The collaboration will be officially announced at a special dinner reception at the upcoming Surrogacy and Gay Parenting conference in Dallas, TX, this Father’s Day, which EMD Serono is co-sponsoring. The conference is based on the successful model of programs MHB has already organized in NYC, LA, San Francisco, Chicago, Brussels and Tel Aviv. It will bring together under one roof community activists, experts, parents and surrogates who will share their experiences.

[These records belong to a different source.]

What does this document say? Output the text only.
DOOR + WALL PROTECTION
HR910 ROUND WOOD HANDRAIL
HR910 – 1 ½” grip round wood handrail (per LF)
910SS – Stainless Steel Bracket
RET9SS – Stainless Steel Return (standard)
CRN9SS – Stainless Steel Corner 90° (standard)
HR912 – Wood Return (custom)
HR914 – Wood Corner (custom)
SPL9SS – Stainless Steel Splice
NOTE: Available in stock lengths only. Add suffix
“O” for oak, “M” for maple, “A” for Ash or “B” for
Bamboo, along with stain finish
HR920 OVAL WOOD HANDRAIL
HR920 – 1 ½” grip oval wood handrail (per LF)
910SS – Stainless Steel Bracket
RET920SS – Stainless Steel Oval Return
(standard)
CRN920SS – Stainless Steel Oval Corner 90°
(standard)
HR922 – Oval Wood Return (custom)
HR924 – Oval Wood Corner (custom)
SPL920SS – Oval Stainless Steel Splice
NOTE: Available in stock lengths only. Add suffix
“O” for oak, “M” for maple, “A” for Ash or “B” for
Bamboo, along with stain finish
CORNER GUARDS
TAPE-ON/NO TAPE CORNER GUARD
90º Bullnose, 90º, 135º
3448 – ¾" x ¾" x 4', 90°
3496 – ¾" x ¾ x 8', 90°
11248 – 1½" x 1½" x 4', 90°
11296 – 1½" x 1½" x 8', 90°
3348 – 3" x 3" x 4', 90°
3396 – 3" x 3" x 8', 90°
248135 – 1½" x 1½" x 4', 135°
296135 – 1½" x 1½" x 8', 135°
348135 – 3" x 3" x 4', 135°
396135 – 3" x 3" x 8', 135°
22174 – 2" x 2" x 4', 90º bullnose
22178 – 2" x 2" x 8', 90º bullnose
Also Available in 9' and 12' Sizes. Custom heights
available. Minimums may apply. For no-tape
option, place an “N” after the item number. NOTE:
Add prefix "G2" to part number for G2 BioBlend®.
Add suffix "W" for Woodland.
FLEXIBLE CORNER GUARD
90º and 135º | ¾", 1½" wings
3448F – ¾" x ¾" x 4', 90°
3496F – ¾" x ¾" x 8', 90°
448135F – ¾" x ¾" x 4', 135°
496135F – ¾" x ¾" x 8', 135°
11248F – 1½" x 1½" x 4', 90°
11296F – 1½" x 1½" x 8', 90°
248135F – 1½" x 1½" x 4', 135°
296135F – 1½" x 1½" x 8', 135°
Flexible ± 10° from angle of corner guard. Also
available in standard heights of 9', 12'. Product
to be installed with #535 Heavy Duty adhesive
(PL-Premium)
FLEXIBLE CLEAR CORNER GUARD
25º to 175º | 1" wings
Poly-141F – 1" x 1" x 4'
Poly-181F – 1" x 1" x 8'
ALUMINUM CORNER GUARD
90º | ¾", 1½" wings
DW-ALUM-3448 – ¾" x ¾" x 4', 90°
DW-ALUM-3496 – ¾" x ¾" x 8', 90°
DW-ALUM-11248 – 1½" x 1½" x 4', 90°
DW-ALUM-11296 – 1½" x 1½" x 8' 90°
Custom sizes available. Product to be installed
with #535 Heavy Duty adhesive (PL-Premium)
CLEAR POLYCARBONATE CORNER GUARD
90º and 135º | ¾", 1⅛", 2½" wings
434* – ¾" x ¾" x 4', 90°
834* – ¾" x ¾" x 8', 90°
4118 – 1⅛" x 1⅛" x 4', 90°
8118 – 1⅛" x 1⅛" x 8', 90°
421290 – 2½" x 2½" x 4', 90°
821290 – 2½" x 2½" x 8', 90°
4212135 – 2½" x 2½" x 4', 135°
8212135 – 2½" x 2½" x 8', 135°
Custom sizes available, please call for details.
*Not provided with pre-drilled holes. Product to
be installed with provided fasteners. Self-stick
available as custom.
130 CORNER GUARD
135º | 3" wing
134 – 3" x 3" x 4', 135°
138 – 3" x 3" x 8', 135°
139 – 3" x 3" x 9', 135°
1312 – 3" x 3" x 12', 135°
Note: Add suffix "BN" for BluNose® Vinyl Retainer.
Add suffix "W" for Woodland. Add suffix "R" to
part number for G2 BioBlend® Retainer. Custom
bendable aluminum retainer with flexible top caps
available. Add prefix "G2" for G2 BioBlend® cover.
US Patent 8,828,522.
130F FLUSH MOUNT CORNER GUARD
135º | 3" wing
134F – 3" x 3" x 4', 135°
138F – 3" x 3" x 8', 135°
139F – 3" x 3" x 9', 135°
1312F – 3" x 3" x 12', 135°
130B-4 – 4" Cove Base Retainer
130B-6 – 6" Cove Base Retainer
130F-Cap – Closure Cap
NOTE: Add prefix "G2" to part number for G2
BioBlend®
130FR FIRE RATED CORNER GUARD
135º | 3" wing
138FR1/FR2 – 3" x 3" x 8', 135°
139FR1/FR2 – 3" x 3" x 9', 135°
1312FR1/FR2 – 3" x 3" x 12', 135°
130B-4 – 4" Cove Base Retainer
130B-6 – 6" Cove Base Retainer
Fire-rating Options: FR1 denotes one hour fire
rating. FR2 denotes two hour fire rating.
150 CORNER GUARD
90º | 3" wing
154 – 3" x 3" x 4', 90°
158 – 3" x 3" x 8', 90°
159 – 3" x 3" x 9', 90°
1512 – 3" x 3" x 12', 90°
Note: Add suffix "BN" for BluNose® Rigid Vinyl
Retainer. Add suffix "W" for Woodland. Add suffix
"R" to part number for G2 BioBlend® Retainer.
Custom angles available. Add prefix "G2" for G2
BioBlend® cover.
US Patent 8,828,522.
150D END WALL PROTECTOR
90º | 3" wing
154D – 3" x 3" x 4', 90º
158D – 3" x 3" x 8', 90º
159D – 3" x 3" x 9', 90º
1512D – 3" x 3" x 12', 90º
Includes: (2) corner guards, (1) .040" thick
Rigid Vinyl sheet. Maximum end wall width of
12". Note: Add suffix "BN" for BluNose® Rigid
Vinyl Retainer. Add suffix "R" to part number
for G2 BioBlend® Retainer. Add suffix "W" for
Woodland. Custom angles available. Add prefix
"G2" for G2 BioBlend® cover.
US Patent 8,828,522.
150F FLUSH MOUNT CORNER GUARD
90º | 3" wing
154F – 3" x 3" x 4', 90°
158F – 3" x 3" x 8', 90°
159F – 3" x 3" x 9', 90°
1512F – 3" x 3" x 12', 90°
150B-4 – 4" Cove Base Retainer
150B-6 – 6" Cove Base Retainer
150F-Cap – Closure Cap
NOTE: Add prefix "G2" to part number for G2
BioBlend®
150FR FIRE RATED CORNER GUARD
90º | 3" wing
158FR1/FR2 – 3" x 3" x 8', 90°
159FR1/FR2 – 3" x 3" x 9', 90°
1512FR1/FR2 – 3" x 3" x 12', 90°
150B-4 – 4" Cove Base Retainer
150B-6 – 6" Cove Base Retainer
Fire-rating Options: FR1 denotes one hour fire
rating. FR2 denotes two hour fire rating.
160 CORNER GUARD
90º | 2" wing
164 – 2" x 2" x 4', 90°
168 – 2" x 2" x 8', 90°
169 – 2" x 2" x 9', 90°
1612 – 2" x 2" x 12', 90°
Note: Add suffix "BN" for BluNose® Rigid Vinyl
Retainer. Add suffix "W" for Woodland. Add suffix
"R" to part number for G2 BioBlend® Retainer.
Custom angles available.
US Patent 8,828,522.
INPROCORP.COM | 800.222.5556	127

Prospective parents at all stages of their journey are encouraged to attend – from those who are just beginning to weigh their parenting options to those who are already in process.

Some of the other sponsors of the Dallas conference are also major supporters of GPAP, including Simple Surrogacy and Fertility Specialists of Texas, which have already helped several couples that have had children or are currently pregnant.

“For a same-sex couple, conceiving a child through third-party infertility treatments can be incredibly expensive,” said Jerald S. Goldstein, MD, medical director and founder of Fertility Specialists of Texas. “Through strong support initiatives like the Gay Parenting Assistance Program (GPAP), having a biological child is becoming more of a reality for intended fathers worldwide. We are proud to partner with Men Having Babies and to be a continued participating infertility center with GPAP.”